We confront, in sum, a round-robin of government-generated answers to government-created problems—answers that are, or very shortly will become, considerable problems in themselves. Where private medicine has been allowed to do its work, the American record has been one of steady and often miraculous improvement; where evils in the system are complained of, we may almost invariably trace them back to one or another species of intervention. The indicated answer is not to get the government further into medicine, but to get it out—as rapidly as possible.
1. Senator Edward M. Kennedy, “National Health Insurance and Health Security,” reprint from Congressional Record, August 27, 1970.
2. Marvin H. Edwards, Hazardous to Your Health (Arlington House, 1972), pp. 40-44.
3. Ibid., pp. 92, 103.
4. Harry Schwartz, The Case for American Medicine (McKay 1972), pp. 9-10.
5. Source Book on Health Insurance Data, Health Insurance Institute, 1973-74 edition, pp. 18-19; Rita R. Campbell and W. Glenn Campbell, Voluntary Health Insurance in the United States (American Enterprise Association, 1960), p. 1.

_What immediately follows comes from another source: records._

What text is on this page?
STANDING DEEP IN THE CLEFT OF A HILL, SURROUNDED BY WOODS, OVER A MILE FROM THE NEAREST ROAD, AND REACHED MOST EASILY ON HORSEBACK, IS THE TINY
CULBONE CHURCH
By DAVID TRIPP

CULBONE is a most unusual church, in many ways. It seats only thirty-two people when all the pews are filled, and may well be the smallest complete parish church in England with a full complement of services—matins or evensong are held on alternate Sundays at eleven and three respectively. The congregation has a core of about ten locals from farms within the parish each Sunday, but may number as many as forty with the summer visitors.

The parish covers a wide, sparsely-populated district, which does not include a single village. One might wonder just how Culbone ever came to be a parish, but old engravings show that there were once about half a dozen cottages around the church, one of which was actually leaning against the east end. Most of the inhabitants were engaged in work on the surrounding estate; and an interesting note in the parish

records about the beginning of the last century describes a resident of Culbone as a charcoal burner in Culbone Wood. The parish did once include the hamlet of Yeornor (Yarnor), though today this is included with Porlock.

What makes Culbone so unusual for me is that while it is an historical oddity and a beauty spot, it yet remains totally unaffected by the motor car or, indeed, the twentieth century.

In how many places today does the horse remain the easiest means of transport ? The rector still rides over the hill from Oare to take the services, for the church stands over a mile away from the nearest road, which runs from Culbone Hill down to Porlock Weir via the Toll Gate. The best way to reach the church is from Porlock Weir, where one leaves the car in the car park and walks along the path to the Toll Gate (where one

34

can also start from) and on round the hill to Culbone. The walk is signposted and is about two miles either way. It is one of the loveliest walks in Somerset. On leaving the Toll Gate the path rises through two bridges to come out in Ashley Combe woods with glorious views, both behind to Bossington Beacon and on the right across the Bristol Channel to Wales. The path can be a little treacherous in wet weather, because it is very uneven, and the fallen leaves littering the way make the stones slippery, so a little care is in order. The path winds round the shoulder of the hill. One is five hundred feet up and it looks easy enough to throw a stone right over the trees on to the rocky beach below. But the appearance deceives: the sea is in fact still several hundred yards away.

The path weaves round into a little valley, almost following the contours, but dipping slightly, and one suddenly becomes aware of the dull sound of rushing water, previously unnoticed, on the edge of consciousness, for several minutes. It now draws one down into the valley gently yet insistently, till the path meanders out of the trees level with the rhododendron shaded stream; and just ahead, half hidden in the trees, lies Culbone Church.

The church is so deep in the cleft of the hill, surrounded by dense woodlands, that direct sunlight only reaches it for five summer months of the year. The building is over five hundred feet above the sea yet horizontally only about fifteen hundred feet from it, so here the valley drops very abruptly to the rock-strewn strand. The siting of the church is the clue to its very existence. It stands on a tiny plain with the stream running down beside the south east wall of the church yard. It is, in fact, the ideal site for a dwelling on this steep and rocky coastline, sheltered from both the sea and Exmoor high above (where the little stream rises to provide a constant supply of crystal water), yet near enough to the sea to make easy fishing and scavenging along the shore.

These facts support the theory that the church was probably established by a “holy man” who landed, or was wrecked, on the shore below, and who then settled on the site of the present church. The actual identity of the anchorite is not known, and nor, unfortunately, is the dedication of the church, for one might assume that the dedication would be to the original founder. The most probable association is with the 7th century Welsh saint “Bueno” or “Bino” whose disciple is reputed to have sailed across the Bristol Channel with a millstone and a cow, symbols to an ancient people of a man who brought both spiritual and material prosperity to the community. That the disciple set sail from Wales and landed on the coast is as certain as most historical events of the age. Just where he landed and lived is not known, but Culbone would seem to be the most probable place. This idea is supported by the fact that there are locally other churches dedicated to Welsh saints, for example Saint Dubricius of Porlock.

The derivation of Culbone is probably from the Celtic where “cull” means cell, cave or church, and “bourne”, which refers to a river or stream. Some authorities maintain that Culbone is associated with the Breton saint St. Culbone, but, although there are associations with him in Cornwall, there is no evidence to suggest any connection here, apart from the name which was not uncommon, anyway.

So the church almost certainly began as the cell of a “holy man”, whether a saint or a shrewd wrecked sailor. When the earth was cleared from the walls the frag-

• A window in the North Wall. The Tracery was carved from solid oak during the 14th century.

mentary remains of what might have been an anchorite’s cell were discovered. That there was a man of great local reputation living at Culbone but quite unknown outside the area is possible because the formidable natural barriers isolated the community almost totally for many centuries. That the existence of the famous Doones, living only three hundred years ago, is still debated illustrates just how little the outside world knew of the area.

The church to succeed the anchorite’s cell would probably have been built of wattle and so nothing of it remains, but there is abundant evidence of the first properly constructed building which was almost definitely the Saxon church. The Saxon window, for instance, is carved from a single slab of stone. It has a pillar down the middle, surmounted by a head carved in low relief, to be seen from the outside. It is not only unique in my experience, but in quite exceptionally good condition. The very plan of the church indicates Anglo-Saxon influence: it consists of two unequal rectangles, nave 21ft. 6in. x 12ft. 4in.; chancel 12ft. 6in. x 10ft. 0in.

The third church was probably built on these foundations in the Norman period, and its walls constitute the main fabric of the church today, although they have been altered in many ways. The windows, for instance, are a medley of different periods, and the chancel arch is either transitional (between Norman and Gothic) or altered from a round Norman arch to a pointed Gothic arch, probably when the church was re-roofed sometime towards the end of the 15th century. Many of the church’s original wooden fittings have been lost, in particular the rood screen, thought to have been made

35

6. Schwartz, op. cit., p. 40.
7. lndianapolis News, November 3, 1970.
8. The New York Times, December 24, 1973.
9. Message to Congress, February 6, 1974; text in Congressional Quarterly, Feb. 9,1974, p. 254.
10. Schwartz, op. cit., p. 116.
11. Herbert E. Klarman, “Major Public Initiatives in Health Care,” The Public Interest, Winter 1974, pp. 109, 112.
12. Ibid., p. 110.
13. Edwards, op. cit., p. 240, and Indianapolis News, January 16, 1974.
14. Edwards, op. cit., p. 250.
15. Walter S. Ross, “The Medicine We Need — But Can’t Have,” Reader’s Digest, October 1973.
16. Milton Friedman, “Frustrating Drug Advancement,” Newsweek, January 8, 1973.
17. Medical Economics, August 6, 1973.